W rozmowie z TVN ekspert zaznaczył, że w pierwszym roku po awarii w Czarnobylu zaobserwowano w wielu krajach drastyczny wzrost liczby wykonywanych zabiegów aborcyjnych (wg przytoczonych w programie danych z 1987 r. tylko w Europie Zachodniej przeprowadzono 200 tys. poronień). – Spowodowane to zostało obawą matek, że urodzą uszkodzony płód. Była to obawa zupełnie nieuzasadniona, ale niestety była ona również powodowana niefachowymi informacjami udzielanymi przez środowisko lekarskie. Przestraszone kobiety, rodzice przychodzili i pytali się: „Panie doktorze, co zrobić?” i pan doktor radził wielokrotnie: „Radzę zrobić na wszelki wypadek poronienie” – opowiadał Jaworowski.

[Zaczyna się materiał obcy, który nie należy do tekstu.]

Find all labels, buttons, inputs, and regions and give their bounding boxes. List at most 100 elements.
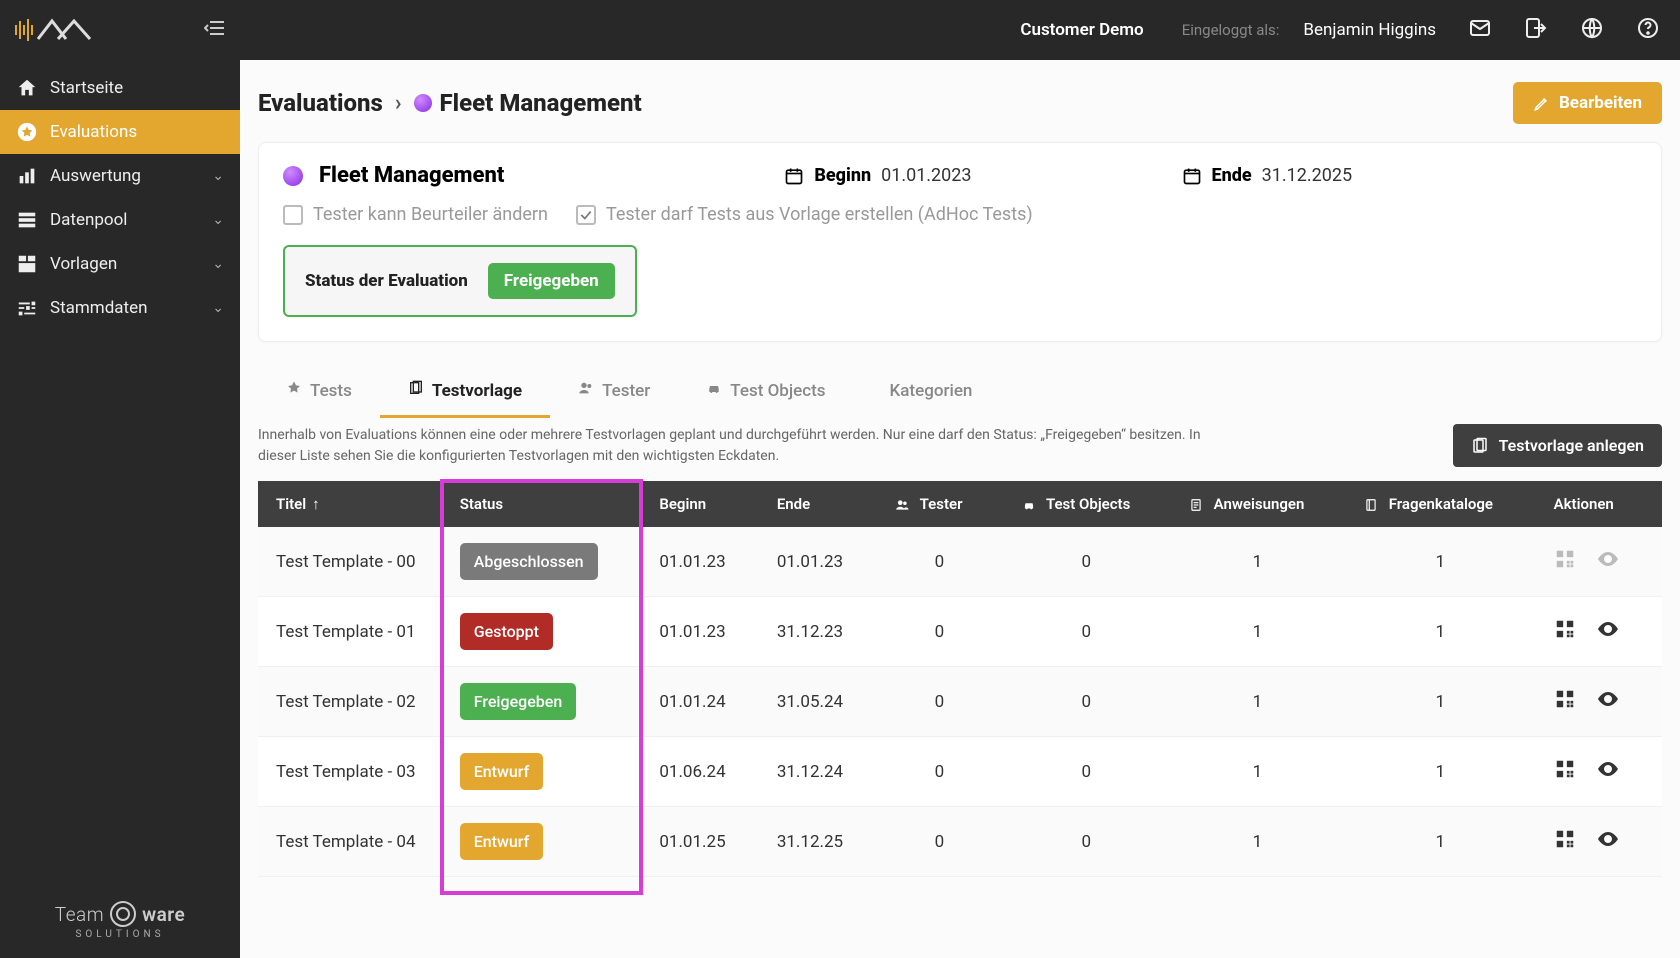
col-title[interactable]: Titel↑ [258,481,442,527]
globe-icon[interactable] [1580,16,1604,44]
current-user: Benjamin Higgins [1303,20,1436,40]
chevron-down-icon: ⌄ [212,256,224,272]
sidebar: Startseite Evaluations Auswertung⌄Datenpoo… [0,0,240,958]
checkbox-checked-icon [576,205,596,225]
qr-icon[interactable] [1554,548,1576,575]
table-row[interactable]: Test Template - 03Entwurf01.06.2431.12.2… [258,737,1662,807]
sidebar-item-label: Vorlagen [50,254,117,274]
sidebar-nav: Startseite Evaluations Auswertung⌄Datenpoo… [0,60,240,330]
checkbox-tester-adhoc[interactable]: Tester darf Tests aus Vorlage erstellen … [576,204,1033,225]
col-objects[interactable]: Test Objects [1003,481,1170,527]
checkbox-tester-can-change[interactable]: Tester kann Beurteiler ändern [283,204,548,225]
logout-icon[interactable] [1524,16,1548,44]
tab-kategorien[interactable]: Kategorien [854,366,1001,418]
sidebar-item-auswertung[interactable]: Auswertung⌄ [0,154,240,198]
cell-status: Gestoppt [442,597,642,667]
table-row[interactable]: Test Template - 01Gestoppt01.01.2331.12.… [258,597,1662,667]
sidebar-item-evaluations[interactable]: Evaluations [0,110,240,154]
tab-label: Test Objects [730,381,825,401]
cell-title: Test Template - 03 [258,737,442,807]
cell-status: Entwurf [442,737,642,807]
col-instructions-label: Anweisungen [1214,495,1305,513]
chevron-down-icon: ⌄ [212,212,224,228]
eye-icon[interactable] [1596,757,1620,786]
tab-icon [286,380,302,401]
table-row[interactable]: Test Template - 00 Abgeschlossen 01.01.23 0… [258,527,1662,597]
table-row[interactable]: Test Template - 04Entwurf01.01.2531.12.2… [258,807,1662,877]
status-dot-icon [283,166,303,186]
col-end[interactable]: Ende [759,481,876,527]
help-icon[interactable] [1636,16,1660,44]
tab-testvorlage[interactable]: Testvorlage [380,366,550,418]
status-pill: Freigegeben [460,683,577,720]
col-actions: Aktionen [1536,481,1662,527]
status-pill: Abgeschlossen [460,543,598,580]
breadcrumb-root[interactable]: Evaluations [258,89,383,117]
col-objects-label: Test Objects [1046,495,1130,513]
qr-icon[interactable] [1554,758,1576,785]
qr-icon[interactable] [1554,688,1576,715]
col-instructions[interactable]: Anweisungen [1170,481,1345,527]
end-value: 31.12.2025 [1262,165,1352,186]
cell-instructions: 1 [1170,807,1345,877]
cell-catalogs: 1 [1345,527,1536,597]
qr-icon[interactable] [1554,828,1576,855]
col-title-label: Titel [276,495,306,513]
col-tester-label: Tester [920,495,963,513]
eye-icon[interactable] [1596,827,1620,856]
brand-logo [14,15,104,45]
cell-end: 31.12.24 [759,737,876,807]
status-badge: Freigegeben [488,263,615,299]
tab-test-objects[interactable]: Test Objects [678,366,853,418]
cell-tester: 0 [876,667,1002,737]
sidebar-item-label: Stammdaten [50,298,148,318]
cell-objects: 0 [1003,807,1170,877]
eye-icon[interactable] [1596,617,1620,646]
edit-button[interactable]: Bearbeiten [1513,82,1662,124]
eye-icon[interactable] [1596,687,1620,716]
sidebar-collapse-button[interactable] [204,19,226,41]
cell-end: 31.12.23 [759,597,876,667]
create-button-label: Testvorlage anlegen [1499,436,1644,455]
sidebar-item-vorlagen[interactable]: Vorlagen ⌄ [0,242,240,286]
col-begin[interactable]: Beginn [641,481,758,527]
breadcrumb: Evaluations › Fleet Management Bearbeite… [258,82,1662,124]
sidebar-footer: Team ware SOLUTIONS [0,883,240,958]
checkbox-label: Tester kann Beurteiler ändern [313,204,548,225]
cell-status: Entwurf [442,807,642,877]
breadcrumb-leaf: Fleet Management [440,89,642,117]
tab-tests[interactable]: Tests [258,366,380,418]
qr-icon[interactable] [1554,618,1576,645]
cell-objects: 0 [1003,597,1170,667]
cell-begin: 01.01.23 [641,597,758,667]
tab-tester[interactable]: Tester [550,366,678,418]
sidebar-item-datenpool[interactable]: Datenpool⌄ [0,198,240,242]
sidebar-item-stammdaten[interactable]: Stammdaten⌄ [0,286,240,330]
cell-begin: 01.01.23 [641,527,758,597]
eye-icon[interactable] [1596,547,1620,576]
create-template-button[interactable]: Testvorlage anlegen [1453,424,1662,467]
cell-begin: 01.06.24 [641,737,758,807]
tab-label: Testvorlage [432,381,522,401]
cell-objects: 0 [1003,527,1170,597]
sidebar-item-label: Evaluations [50,122,137,142]
col-tester[interactable]: Tester [876,481,1002,527]
cell-objects: 0 [1003,667,1170,737]
chevron-right-icon: › [395,91,402,116]
cell-instructions: 1 [1170,737,1345,807]
cell-instructions: 1 [1170,597,1345,667]
evaluation-title: Fleet Management [319,163,504,188]
cell-actions [1536,597,1662,667]
cell-status: Abgeschlossen [442,527,642,597]
cell-actions [1536,737,1662,807]
topbar: Customer Demo Eingeloggt als: Benjamin H… [240,0,1680,60]
cell-title: Test Template - 00 [258,527,442,597]
cell-end: 31.12.25 [759,807,876,877]
col-catalogs[interactable]: Fragenkataloge [1345,481,1536,527]
sidebar-item-startseite[interactable]: Startseite [0,66,240,110]
evaluation-card: Fleet Management Beginn 01.01.2023 Ende … [258,142,1662,342]
col-status[interactable]: Status [442,481,642,527]
cell-instructions: 1 [1170,527,1345,597]
table-row[interactable]: Test Template - 02Freigegeben01.01.2431.… [258,667,1662,737]
mail-icon[interactable] [1468,16,1492,44]
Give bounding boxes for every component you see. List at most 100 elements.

W 2002 r. prof. Jaworowski był gościem na czacie portalu Onet. W rozmowie z internautami wspominał wielką akcję profilaktyczną w Polsce, której był pomysłodawcą. Jak podkreślił, „gdybym w dniu 29 kwietnia 1986 r. miał w ręku te informacje o dawkach (radioaktywnego izotopu jodu 131 – przyp. red.) na tarczyce, które mam obecnie, nie proponowałbym rządowi przeprowadzenia na tak ogromną skalę profilaktyki jodowej w Polsce. Podaliśmy wtedy 18,5 milionom ludzi profilaktyczne dawki jodu, co było największą akcją profilaktyczną w historii medycyny w tak krótkim czasie. Nasi krytycy powinni sobie uświadomić, że nikomu poza Polską nie udało się przeprowadzić takiej akcji. Żaden kraj europejski tego nie uczynił. W ZSRR rozpoczęto akcję profilaktyki jodowej w dniu 27 maja. Na Ukrainie jod otrzymało około 1,6 mln osób, na Białorusi 46 tys., a w Rosji 55 tys.”.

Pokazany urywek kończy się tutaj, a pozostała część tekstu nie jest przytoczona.